Do the &= and |= operators for bool short-circuit?

When writing code like this in C++:

bool allTrue = true;
allTrue = allTrue && check_foo();
allTrue = allTrue && check_bar();

check_bar() will not be evaluated if check_foo() returned false. This is called short-circuiting or short-circuit evaluation and is part of the lazy evaluation principle.

Does this work with the compound assignment operator &=?

bool allTrue = true;
allTrue &= check_foo();
allTrue &= check_bar(); //what now?

For logical OR replace all & with | and true with false.

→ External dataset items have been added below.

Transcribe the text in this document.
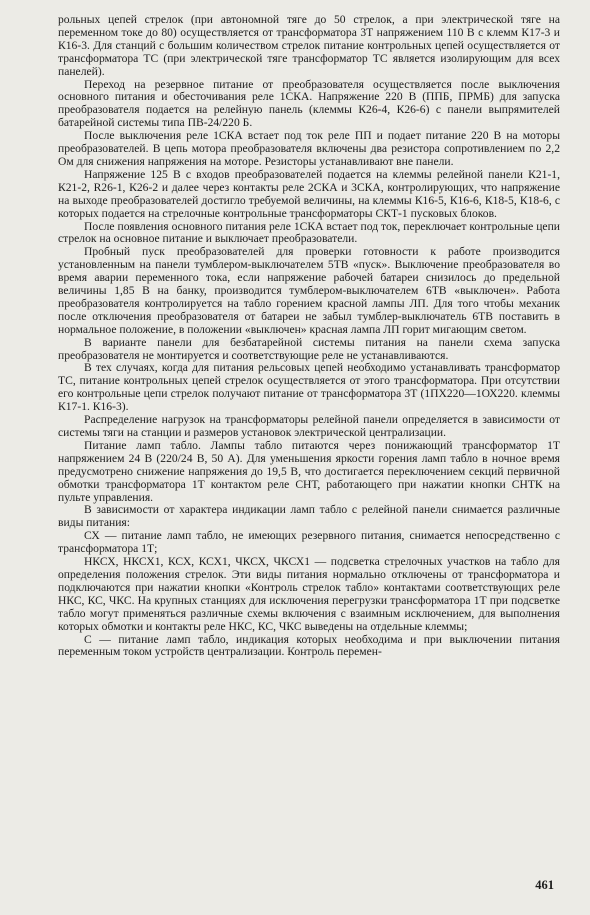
рольных цепей стрелок (при автономной тяге до 50 стрелок, а при электрической тяге на переменном токе до 80) осуществляется от трансформатора 3Т напряжением 110 В с клемм К17-3 и К16-3. Для станций с большим количеством стрелок питание контрольных цепей осуществляется от трансформатора ТС (при электрической тяге трансформатор ТС является изолирующим для всех панелей).

Переход на резервное питание от преобразователя осуществляется после выключения основного питания и обесточивания реле 1СКА. Напряжение 220 В (ППБ, ПРМБ) для запуска преобразователя подается на релейную панель (клеммы К26-4, К26-6) с панели выпрямителей батарейной системы типа ПВ-24/220 Б.

После выключения реле 1СКА встает под ток реле ПП и подает питание 220 В на моторы преобразователей. В цепь мотора преобразователя включены два резистора сопротивлением по 2,2 Ом для снижения напряжения на моторе. Резисторы устанавливают вне панели.

Напряжение 125 В с входов преобразователей подается на клеммы релейной панели К21-1, К21-2, R26-1, К26-2 и далее через контакты реле 2СКА и 3СКА, контролирующих, что напряжение на выходе преобразователей достигло требуемой величины, на клеммы К16-5, К16-6, К18-5, К18-6, с которых подается на стрелочные контрольные трансформаторы СКТ-1 пусковых блоков.

После появления основного питания реле 1СКА встает под ток, переключает контрольные цепи стрелок на основное питание и выключает преобразователи.

Пробный пуск преобразователей для проверки готовности к работе производится установленным на панели тумблером-выключателем 5ТВ «пуск». Выключение преобразователя во время аварии переменного тока, если напряжение рабочей батареи снизилось до предельной величины 1,85 В на банку, производится тумблером-выключателем 6ТВ «выключен». Работа преобразователя контролируется на табло горением красной лампы ЛП. Для того чтобы механик после отключения преобразователя от батареи не забыл тумблер-выключатель 6ТВ поставить в нормальное положение, в положении «выключен» красная лампа ЛП горит мигающим светом.

В варианте панели для безбатарейной системы питания на панели схема запуска преобразователя не монтируется и соответствующие реле не устанавливаются.

В тех случаях, когда для питания рельсовых цепей необходимо устанавливать трансформатор ТС, питание контрольных цепей стрелок осуществляется от этого трансформатора. При отсутствии его контрольные цепи стрелок получают питание от трансформатора 3Т (1ПХ220—1ОХ220. клеммы К17-1. К16-3).

Распределение нагрузок на трансформаторы релейной панели определяется в зависимости от системы тяги на станции и размеров установок электрической централизации.

Питание ламп табло. Лампы табло питаются через понижающий трансформатор 1Т напряжением 24 В (220/24 В, 50 А). Для уменьшения яркости горения ламп табло в ночное время предусмотрено снижение напряжения до 19,5 В, что достигается переключением секций первичной обмотки трансформатора 1Т контактом реле СНТ, работающего при нажатии кнопки СНТК на пульте управления.

В зависимости от характера индикации ламп табло с релейной панели снимается различные виды питания:

СХ — питание ламп табло, не имеющих резервного питания, снимается непосредственно с трансформатора 1Т;

НКСХ, НКСХ1, КСХ, КСХ1, ЧКСХ, ЧКСХ1 — подсветка стрелочных участков на табло для определения положения стрелок. Эти виды питания нормально отключены от трансформатора и подключаются при нажатии кнопки «Контроль стрелок табло» контактами соответствующих реле НКС, КС, ЧКС. На крупных станциях для исключения перегрузки трансформатора 1Т при подсветке табло могут применяться различные схемы включения с взаимным исключением, для выполнения которых обмотки и контакты реле НКС, КС, ЧКС выведены на отдельные клеммы;

С — питание ламп табло, индикация которых необходима и при выключении питания переменным током устройств централизации. Контроль перемен-

461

From C++11 5.17 Assignment and compound assignment operators:

The behavior of an expression of the form E1 op = E2 is equivalent to E1 = E1 op E2 except that E1 is evaluated only once.

However, you're mixing up logical AND which does short-circuit, and the bitwise AND which never does.

The text snippet &&=, which would be how you would do what you're asking about, is nowhere to be found in the standard. The reason for that is that it doesn't actually exist: there is no logical-and-assignment operator.

The short-circuit (i.e. lazy) evaluation is only for logical && and ||. Bitwise & and | evaluate both arguments.

No, they do not cut-short.

Note that the &= and |= operators are formed as &+= and |+=. Bit operators & and | does not perform shortcut evaluation.

Only boolean operators && and || perform it.

It means, that a shortcutting operator would have to be traditionally named &&= and ||=. Some languages provide them. C/C++ does not.